Missing User Warnings

Medium
Confidence
96% confidence
Finding
The skill explicitly invokes `powershell.exe` with `-ExecutionPolicy Bypass`, which suppresses PowerShell's normal policy safeguards and allows the referenced script to run even in environments where execution would otherwise be restricted. In this skill, the bypass is exposed through an agent command without any warning, validation, or integrity check on `shark.ps1`, making misuse or tampering harder for a user to notice and increasing the chance of unsafe script execution.

Missing User Warnings

Medium
Confidence
96% confidence
Finding
The skill directs the agent to execute external shell commands and, on Windows, explicitly uses `powershell.exe -ExecutionPolicy Bypass`, which weakens a built-in safeguard and increases the chance that unsafe script content is run without policy enforcement. Because the task description is passed into an external script and there is no user-facing warning, consent step, or trust boundary explanation, this creates a meaningful command-execution risk in a context that can process attacker-controlled input.

Vague Triggers

Medium
Confidence
94% confidence
Finding
The invocation phrases are highly generic (e.g. 'use shark mode for this', 'non-blocking — spawn where needed', 'keep swimming') and do not constrain when the skill should activate or what tasks are in scope. In an agent environment, broad triggers can cause unintended activation across unrelated tasks, leading the agent to spawn parallel tool executions or change execution strategy without explicit user intent, which increases the risk of unsafe or surprising actions.

Missing User Warnings

Medium
Confidence
88% confidence
Finding
The skill encourages wrapping long-running shell commands in background execution and persisting them for later polling, but it never adds guardrails around what commands are safe to run, how to validate inputs, or how to avoid running untrusted user-derived shell strings.

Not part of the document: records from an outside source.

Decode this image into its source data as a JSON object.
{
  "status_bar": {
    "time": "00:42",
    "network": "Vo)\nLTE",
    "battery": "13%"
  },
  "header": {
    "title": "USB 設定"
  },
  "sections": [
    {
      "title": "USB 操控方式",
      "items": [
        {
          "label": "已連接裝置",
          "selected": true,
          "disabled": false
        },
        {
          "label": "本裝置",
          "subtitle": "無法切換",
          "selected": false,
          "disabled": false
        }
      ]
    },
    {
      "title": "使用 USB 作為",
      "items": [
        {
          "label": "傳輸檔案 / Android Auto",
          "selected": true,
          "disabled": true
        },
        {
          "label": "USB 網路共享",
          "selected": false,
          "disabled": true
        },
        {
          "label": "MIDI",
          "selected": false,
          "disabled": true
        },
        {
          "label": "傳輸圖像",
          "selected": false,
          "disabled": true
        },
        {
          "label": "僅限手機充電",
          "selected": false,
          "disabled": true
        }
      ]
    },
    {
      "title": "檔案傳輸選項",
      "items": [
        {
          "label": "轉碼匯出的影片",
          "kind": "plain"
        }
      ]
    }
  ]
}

That omission increases the chance an agent will asynchronously execute dangerous commands with reduced visibility and delayed supervision, which can amplify command-injection and destructive-execution risks.

Missing User Warnings

Medium
Confidence
97% confidence
Finding
The script invokes `claude` with `--permission-mode bypassPermissions`, which disables normal permission safeguards for whatever actions the model may choose to take. Because the prompt is built from task input, `SKILL.md`, and persisted state, any prompt injection or unsafe task content can be executed with elevated authority and without an interactive user confirmation step, substantially increasing the blast radius.

Session Persistence

Medium
Category
Rogue Agent
Content
This must be the **first thing you do** — before exec, before writing state. Silence = failure.

### Step 2 — Launch Background Process

Launch the command in the background using your agent's background execution primitive (see [Runtime Adapters](#runtime-adapters) below).
Confidence
90% confidence
Finding
Launch Background Process

VirusTotal

64/64 vendors flagged this skill as clean.